According to Didier, the artefacts unearthed in Chahun jo Daro are currently in the Exploration and Excavation Branch in Karachi. “Most of the collections coming from our previous programme in Balochistan were first taken to this department and then shifted to the National Museum in Karachi. Syed Shakir Ali Shah, Director of the Exploration and Excavation Branch and whom Didier describes as the most important part of her team, explains, “The artefacts excavated in 2015, 2016 and 2017 are currently stored with us. Each item has been properly documented and recorded. If and when the various museums in Pakistan express an interest in displaying these artefacts, we will first obtain permission from the Secretary of Culture and then proceed accordingly.” Abdul Sattar Keerio, the local landlord whose plantation surrounds Chahun jo Daro, proposed that a small museum be built on site, displaying some of the artefacts to the public. Didier had requested the Culture Department to help install a fence around the site and declare it a protected area.
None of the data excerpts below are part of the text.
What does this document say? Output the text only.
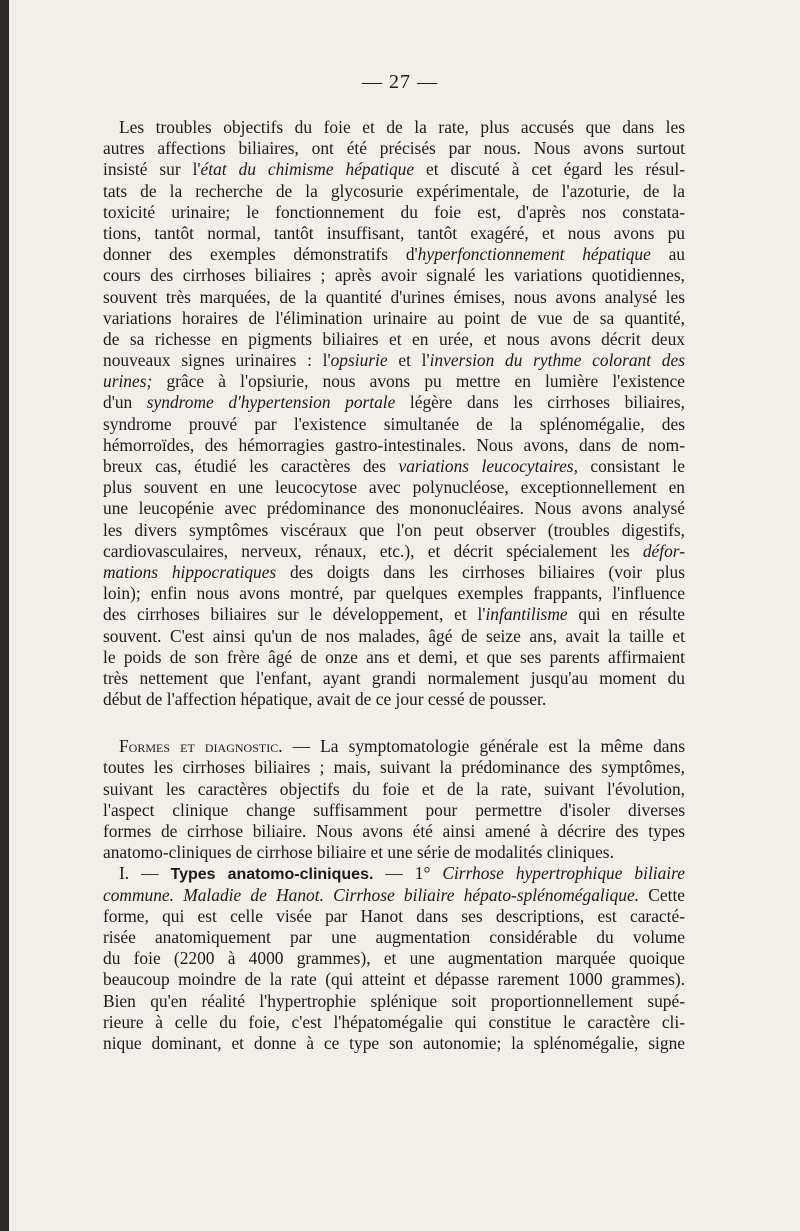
— 27 —
Les troubles objectifs du foie et de la rate, plus accusés que dans les
autres affections biliaires, ont été précisés par nous. Nous avons surtout
insisté sur l'état du chimisme hépatique et discuté à cet égard les résul-
tats de la recherche de la glycosurie expérimentale, de l'azoturie, de la
toxicité urinaire; le fonctionnement du foie est, d'après nos constata-
tions, tantôt normal, tantôt insuffisant, tantôt exagéré, et nous avons pu
donner des exemples démonstratifs d'hyperfonctionnement hépatique au
cours des cirrhoses biliaires ; après avoir signalé les variations quotidiennes,
souvent très marquées, de la quantité d'urines émises, nous avons analysé les
variations horaires de l'élimination urinaire au point de vue de sa quantité,
de sa richesse en pigments biliaires et en urée, et nous avons décrit deux
nouveaux signes urinaires : l'opsiurie et l'inversion du rythme colorant des
urines; grâce à l'opsiurie, nous avons pu mettre en lumière l'existence
d'un syndrome d'hypertension portale légère dans les cirrhoses biliaires,
syndrome prouvé par l'existence simultanée de la splénomégalie, des
hémorroïdes, des hémorragies gastro-intestinales. Nous avons, dans de nom-
breux cas, étudié les caractères des variations leucocytaires, consistant le
plus souvent en une leucocytose avec polynucléose, exceptionnellement en
une leucopénie avec prédominance des mononucléaires. Nous avons analysé
les divers symptômes viscéraux que l'on peut observer (troubles digestifs,
cardiovasculaires, nerveux, rénaux, etc.), et décrit spécialement les défor-
mations hippocratiques des doigts dans les cirrhoses biliaires (voir plus
loin); enfin nous avons montré, par quelques exemples frappants, l'influence
des cirrhoses biliaires sur le développement, et l'infantilisme qui en résulte
souvent. C'est ainsi qu'un de nos malades, âgé de seize ans, avait la taille et
le poids de son frère âgé de onze ans et demi, et que ses parents affirmaient
très nettement que l'enfant, ayant grandi normalement jusqu'au moment du
début de l'affection hépatique, avait de ce jour cessé de pousser.
Formes et diagnostic. — La symptomatologie générale est la même dans
toutes les cirrhoses biliaires ; mais, suivant la prédominance des symptômes,
suivant les caractères objectifs du foie et de la rate, suivant l'évolution,
l'aspect clinique change suffisamment pour permettre d'isoler diverses
formes de cirrhose biliaire. Nous avons été ainsi amené à décrire des types
anatomo-cliniques de cirrhose biliaire et une série de modalités cliniques.
I. — Types anatomo-cliniques. — 1° Cirrhose hypertrophique biliaire
commune. Maladie de Hanot. Cirrhose biliaire hépato-splénomégalique. Cette
forme, qui est celle visée par Hanot dans ses descriptions, est caracté-
risée anatomiquement par une augmentation considérable du volume
du foie (2200 à 4000 grammes), et une augmentation marquée quoique
beaucoup moindre de la rate (qui atteint et dépasse rarement 1000 grammes).
Bien qu'en réalité l'hypertrophie splénique soit proportionnellement supé-
rieure à celle du foie, c'est l'hépatomégalie qui constitue le caractère cli-
nique dominant, et donne à ce type son autonomie; la splénomégalie, signe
My topmost priority, is to make a report on our results accessible to the local public,” explains Didier. “For this, we are already in talks with various publications and are looking into the creation of a website, as well as the publication of reports that can be translated into local languages.” However, she says, before any of this can happen, “we first have to send the report to the Department of Antiquities in Sindh, as well as the federal Department of Archaeology and Museums.”